18 June 2024

New fund fee models, the latest source of unnecessary pressure on fund managers

Funds People

In late March, the CNMV updated its Q&A document on the performance-based management fee model and included new warnings for target return funds. Such developments were discussed by participants at the 30th FundsPeople Legal Debate, who valued the fact that the ultimate aim is to protect investors, although they believe that setting these limits is unnecessary.

In particular, Collective Investment Institutions must set a performance benchmark period of at least five years, instead of the current three years. This is something that María Tomillo, partner in charge of the Financial Services Regulation Department at Simmons & Simmons, sees as positive: 'We have sometimes seen investors making investment decisions based on periods that are too short. By requiring a lengthier track record, investors will be presented with a greater amount of information concerning the fund's performance, leading them to make a more informed decision', she suggested. This new obligation is applied in two tranches depending on the timing of the payment by the Collective Investment Institution.

Moreover, for Collective Investment Institutions with a specific target return, additional caveats need to be included whenever their financial structure implies that a substantial part of the returns of the fixed-income portfolio will be absorbed by the costs passed on to the fund. The CNMV calculates these thresholds to be 0.60% per annum of assets, or 25% of the expected gross annual returns on the fixed-income portfolio.

Further obligations

The sector is fearful of how these requirements may impact entities, one of the many affecting Collective Investment Institution Fund Managers. 'We are concerned with the pressure that regulators are putting on entities. Such a high regulatory burden means that they have to devote significant resources (in terms of staff, systems development, etc.) to comply with their obligations, which inevitably ends up having an impact on the cost borne by customers', warned Maite Álvarez, an expert lawyer in financial regulation at finReg360.

A view also shared by Tomillo: 'There is an excessive focus on investor protection. Although there are certain areas where further protection could be afforded, I believe consumers are sufficiently protected and at times too much pressure is being placed on entities as to how these products are launched and marketed. Entities thus continue to face significant implementation costs, which are ultimately reflected in the bottom line', she warned.
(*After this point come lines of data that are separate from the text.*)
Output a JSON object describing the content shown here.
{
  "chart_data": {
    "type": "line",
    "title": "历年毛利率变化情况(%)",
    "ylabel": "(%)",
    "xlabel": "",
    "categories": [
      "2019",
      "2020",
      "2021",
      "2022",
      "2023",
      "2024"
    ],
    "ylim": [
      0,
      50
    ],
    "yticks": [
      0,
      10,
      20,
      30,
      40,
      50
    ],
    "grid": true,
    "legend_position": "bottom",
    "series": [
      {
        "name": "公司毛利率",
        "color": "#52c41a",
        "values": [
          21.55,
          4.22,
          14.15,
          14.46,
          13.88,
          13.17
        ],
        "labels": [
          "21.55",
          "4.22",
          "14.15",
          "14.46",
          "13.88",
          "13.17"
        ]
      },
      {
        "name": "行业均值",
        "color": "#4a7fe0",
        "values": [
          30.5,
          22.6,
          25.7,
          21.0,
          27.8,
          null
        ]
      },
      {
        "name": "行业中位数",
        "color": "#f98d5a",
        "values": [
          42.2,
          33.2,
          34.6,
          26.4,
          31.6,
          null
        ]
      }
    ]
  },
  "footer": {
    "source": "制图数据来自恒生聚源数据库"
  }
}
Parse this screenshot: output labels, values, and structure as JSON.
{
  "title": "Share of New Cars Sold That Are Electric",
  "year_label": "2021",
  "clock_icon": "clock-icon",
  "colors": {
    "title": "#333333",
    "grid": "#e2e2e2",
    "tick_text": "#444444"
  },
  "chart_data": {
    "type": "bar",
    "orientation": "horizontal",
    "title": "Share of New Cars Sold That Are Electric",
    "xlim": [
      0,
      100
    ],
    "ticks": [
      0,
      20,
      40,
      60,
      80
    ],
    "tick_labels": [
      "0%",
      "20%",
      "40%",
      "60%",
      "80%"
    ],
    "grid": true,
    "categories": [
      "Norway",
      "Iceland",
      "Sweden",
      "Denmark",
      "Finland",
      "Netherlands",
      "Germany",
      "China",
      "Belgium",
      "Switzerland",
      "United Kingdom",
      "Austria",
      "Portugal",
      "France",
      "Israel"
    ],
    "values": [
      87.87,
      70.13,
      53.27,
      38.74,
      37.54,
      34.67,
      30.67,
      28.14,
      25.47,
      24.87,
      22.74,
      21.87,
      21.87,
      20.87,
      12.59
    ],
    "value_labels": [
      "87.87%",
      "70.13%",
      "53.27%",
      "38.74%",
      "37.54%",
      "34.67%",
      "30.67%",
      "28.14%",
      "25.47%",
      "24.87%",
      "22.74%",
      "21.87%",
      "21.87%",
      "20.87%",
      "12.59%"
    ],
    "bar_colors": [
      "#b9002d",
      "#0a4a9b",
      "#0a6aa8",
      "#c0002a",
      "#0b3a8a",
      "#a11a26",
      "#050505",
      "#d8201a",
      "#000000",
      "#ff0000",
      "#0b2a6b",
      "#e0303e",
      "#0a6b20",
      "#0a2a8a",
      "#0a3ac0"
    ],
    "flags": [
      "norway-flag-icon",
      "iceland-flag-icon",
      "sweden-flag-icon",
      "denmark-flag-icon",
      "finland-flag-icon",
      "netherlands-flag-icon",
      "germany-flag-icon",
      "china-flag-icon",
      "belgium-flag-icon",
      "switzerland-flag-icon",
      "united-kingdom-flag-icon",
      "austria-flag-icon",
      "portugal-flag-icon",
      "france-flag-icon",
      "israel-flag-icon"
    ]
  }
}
For Elisa Ricón, CEO of Inverco, proof that governance in the pricing practices of entities is working is provided by the fact that 'competition in the market is fierce and the costs borne by shareholders are falling. All this in a context where the costs borne by fund managers are increasing due to the need to implement sustainability, new investments, operational resilience, etc.', she added. Alfredo Oñoro, Director of Regulatory Compliance at Cecabank, expressed a similar stance: 'The Spanish supervisor defends high thresholds of protection for retailers, which also implies issuing recommendations in terms of price, both of which are laudable and respectable; however, they must also act with great caution so as not to undermine the competitiveness of the Spanish market. It is important not to over-regulate in certain areas because this could lead to a loss of competitiveness', he suggested.

Other points to bear in mind

In line with the role of the CNMV and the latest technical guide, Tomillo explained that the text 'includes the same level of warnings for foreign funds that are marketed in Spain, meaning that international entities with target return funds registered in Spain for their marketing, are opting to include the corresponding warnings in their own prospectuses to guarantee the information that is passed on to the end investor, although this obligation falls directly on the marketing entities'. However, the CNMV cannot enforce foreign fund managers to include such warnings in their prospectuses, and therefore, with regard to foreign funds, the CNMV expects the local distributors themselves to provide this warning to end customers, thus shifting the responsibility for this matter to them. 'This could mean that a local distributor might prefer to market a national product that does include such warnings in its prospectus, as opposed to a foreign one that does not, because they do not want to assume the responsibility of having to provide customers with such a warning', noted Álvarez.

Venture capital

Another issue concerning Collective Investment Institutions raised by the experts pertains to venture capital. According to Miguel Sánchez Monjo, partner at Cuatrecasas, 'in practice, situations arise in which the fund manager or persons associated with it acquire assets in their own name and then transfer them to the venture capital vehicle. Such transactions are considered by the CNMV to pose a conflict of interest and should be executed very exceptionally. In Sánchez Monjo's opinion, 'the CNMV wants the funds' supervisory committees to validate these transactions and for them to be executed under market conditions, as well as for investors to be made aware in advance of the possibility of these transactions being executed', he added.

A warning is also included with regard to retail investor protection when the latter wants to invest in a venture capital firm and seek to be treated as a professional customer. In order to assess whether it qualifies as a professional investor, the CNMV requires the investor to have made significant investments with a certain frequency in the relevant market in which the fund is to invest, in addition to complying with the remaining conditions to be eligible to be treated as a professional customer. Sánchez Monjo warned: 'The CNMV does not allow retail investors to be prompted by fund managers to request to be treated as professional investors through the provision of a questionnaire in which the customer classifies itself as a professional investor (for example, through the provision of an addendum to that effect in the subscription agreement)'.